Written by 11:06 AM Culture

“He claimed 3 billion won in insurance for a callus removal on his sole”… What kind of procedure was it, and what was the court’s ruling?

A court has ruled that an insurance contract is void for a policyholder who received over 3 billion KRW from five insurance companies, claiming to treat calluses. According to a report titled “Review of Precedents on Fraudulent Acquisition of Surgical Insurance for Callus Treatment,” released by Yang Seung-hyun, a researcher at the Insurance Research Institute, the policyholder signed up for 18 insurance policies and received more than 3 billion KRW in surgical insurance payments. Insurance companies, suspecting the large payouts, filed lawsuits, and eight lawsuits have been ongoing since 2017. The insurance companies lost the initial four cases, but since May last year, rulings have favored them.

The policyholder had purchased fixed-sum insurance plans that offered 300,000 to 400,000 KRW per surgery for ailments from 2013 to 2017. From 2016, they claimed insurance payments after receiving 3,933 cryotherapy sessions, aimed at treating plantar calluses, from roughly 20 hospitals. Cryotherapy involves freezing tissue, causing necrosis and allowing new tissue to regenerate, and has been a subject of dispute over its qualification for surgical insurance over recent years.

The deciding factor in the lawsuits was whether the policyholder signed up for insurance with the intent to fraudulently acquire payouts, thereby rendering the insurance contracts void under Article 103 of the Civil Code, which pertains to actions against public order. Initially, the court found no sufficient grounds to affirm fraudulent intent, citing the ease of callus recurrence. However, in the 2023 May ruling, factors such as the disproportionate insurance premiums relative to income, lack of a justifiable reason for multiple short-term insurance contracts, excessive treatment frequency and duration compared to the diagnosis and treatment records, and excessively large insurance payments led the court to acknowledge fraudulent intent. The fact that the policyholder visited more than 20 hospitals in different regions and received treatments on various days, coupled with the fact that the policyholder’s father also claimed substantial insurance payments for similar procedures, supported the fraudulent acquisition claim.

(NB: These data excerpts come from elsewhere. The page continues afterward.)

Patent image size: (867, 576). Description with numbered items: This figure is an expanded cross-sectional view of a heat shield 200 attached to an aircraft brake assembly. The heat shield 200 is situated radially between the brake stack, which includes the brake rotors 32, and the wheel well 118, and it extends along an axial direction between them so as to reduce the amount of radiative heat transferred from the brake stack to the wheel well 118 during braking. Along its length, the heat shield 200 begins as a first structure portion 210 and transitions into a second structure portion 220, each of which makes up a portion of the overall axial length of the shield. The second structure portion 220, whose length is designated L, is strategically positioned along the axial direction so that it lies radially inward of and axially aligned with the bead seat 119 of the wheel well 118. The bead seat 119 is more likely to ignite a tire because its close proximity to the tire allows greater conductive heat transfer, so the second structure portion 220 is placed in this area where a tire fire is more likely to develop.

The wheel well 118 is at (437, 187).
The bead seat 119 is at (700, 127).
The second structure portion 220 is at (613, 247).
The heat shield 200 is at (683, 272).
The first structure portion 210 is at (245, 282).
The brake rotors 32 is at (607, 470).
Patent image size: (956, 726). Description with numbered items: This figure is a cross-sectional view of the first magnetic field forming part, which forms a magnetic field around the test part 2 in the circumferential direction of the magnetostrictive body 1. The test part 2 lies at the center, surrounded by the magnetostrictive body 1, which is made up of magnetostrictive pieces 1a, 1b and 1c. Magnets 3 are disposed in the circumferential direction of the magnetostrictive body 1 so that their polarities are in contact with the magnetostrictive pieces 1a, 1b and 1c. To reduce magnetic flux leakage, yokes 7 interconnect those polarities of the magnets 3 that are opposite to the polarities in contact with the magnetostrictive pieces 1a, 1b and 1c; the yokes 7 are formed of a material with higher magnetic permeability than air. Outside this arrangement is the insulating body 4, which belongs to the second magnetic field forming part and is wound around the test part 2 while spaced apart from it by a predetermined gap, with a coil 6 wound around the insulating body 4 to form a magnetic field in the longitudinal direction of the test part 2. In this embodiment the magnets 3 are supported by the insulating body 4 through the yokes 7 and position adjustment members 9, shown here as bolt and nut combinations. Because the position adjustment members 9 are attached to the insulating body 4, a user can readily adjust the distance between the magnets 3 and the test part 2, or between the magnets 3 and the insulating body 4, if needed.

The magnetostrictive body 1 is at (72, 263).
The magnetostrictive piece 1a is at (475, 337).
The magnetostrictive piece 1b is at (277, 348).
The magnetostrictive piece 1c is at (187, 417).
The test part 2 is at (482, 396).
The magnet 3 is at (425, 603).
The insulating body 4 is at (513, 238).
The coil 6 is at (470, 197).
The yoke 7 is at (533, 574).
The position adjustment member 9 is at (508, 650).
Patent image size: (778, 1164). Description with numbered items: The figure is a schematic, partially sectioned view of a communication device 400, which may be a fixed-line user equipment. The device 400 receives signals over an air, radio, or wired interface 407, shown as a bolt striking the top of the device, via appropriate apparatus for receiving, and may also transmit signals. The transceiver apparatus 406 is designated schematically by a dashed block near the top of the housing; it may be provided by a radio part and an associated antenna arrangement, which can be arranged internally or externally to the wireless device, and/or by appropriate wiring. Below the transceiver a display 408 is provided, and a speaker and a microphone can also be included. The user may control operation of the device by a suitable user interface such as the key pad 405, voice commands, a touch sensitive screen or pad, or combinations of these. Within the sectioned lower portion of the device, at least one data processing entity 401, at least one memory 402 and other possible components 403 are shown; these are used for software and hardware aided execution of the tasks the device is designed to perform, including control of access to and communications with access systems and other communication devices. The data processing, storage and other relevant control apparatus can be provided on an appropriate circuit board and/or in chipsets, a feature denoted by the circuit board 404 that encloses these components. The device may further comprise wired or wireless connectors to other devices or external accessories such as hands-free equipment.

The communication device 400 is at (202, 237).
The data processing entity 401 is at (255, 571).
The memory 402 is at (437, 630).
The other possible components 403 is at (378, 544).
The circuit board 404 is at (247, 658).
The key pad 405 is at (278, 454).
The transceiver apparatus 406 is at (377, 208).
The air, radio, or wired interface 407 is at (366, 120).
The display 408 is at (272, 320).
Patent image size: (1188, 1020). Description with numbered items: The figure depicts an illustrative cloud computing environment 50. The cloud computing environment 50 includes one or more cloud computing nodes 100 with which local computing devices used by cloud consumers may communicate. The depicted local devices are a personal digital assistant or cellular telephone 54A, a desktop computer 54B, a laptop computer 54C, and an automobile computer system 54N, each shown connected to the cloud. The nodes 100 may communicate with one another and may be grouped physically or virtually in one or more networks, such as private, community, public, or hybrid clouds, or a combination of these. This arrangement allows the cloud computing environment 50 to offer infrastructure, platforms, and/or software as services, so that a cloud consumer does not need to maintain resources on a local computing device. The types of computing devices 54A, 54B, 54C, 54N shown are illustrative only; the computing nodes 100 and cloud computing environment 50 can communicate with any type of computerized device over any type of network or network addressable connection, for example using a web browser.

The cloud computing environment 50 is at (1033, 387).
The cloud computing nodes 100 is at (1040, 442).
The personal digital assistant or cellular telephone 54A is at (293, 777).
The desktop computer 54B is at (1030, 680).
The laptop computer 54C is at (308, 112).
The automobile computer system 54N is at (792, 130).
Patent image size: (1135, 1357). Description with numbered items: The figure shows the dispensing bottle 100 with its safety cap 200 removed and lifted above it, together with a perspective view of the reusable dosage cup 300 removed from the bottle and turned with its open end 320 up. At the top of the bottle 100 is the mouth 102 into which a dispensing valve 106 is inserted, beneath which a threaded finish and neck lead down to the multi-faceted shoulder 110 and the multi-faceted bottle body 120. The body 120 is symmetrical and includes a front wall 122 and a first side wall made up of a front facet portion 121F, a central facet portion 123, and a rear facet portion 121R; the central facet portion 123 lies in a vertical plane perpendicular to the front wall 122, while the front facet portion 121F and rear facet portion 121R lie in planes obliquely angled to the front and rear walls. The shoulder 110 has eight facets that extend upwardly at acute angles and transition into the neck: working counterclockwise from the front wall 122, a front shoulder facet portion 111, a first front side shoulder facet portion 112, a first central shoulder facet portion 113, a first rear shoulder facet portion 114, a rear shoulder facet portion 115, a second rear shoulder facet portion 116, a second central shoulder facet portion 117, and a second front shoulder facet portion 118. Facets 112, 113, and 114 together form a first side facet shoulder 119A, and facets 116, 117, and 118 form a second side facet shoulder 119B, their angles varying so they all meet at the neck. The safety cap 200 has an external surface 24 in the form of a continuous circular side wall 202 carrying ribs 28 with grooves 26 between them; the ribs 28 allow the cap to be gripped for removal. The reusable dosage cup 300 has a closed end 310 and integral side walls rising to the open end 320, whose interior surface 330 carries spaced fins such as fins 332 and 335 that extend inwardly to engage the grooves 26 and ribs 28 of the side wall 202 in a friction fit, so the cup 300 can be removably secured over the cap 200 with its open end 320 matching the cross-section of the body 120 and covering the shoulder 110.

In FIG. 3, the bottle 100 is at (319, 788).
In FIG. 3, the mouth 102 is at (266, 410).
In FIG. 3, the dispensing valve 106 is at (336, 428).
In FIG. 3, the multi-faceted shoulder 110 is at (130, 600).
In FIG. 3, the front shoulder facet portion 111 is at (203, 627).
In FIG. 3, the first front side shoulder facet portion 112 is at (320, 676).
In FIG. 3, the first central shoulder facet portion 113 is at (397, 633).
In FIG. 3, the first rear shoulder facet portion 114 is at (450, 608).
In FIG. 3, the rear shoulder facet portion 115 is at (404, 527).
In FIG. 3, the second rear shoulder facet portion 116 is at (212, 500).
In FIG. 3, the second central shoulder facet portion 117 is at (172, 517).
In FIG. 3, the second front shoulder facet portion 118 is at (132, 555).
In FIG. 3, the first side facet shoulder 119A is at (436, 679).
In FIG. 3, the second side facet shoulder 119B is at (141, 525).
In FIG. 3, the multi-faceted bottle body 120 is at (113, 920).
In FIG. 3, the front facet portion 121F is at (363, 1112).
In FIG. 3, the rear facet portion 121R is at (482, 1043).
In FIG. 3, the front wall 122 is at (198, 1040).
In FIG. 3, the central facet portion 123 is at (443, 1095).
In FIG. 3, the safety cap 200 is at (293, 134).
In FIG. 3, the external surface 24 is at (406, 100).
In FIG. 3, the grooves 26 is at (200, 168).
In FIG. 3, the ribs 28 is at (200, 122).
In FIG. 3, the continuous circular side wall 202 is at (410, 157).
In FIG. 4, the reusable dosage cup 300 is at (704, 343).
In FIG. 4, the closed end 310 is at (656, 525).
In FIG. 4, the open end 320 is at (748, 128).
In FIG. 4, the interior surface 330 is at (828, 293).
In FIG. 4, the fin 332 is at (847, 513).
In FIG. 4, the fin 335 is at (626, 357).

Yang Seung-hyun stated, “Recognizing the aim of fraudulent acquisition of insurance payments and voiding the contract is a reasonable conclusion when considering the facts, the good faith of the insurance contract, and the interests of all members of the insurance group. These indirect facts listed as a basis for acknowledging fraudulent intent could serve as standards in future multiple insurance contract disputes, so insurance companies should closely monitor the progress of lawsuits and thoroughly review the relevant matters.”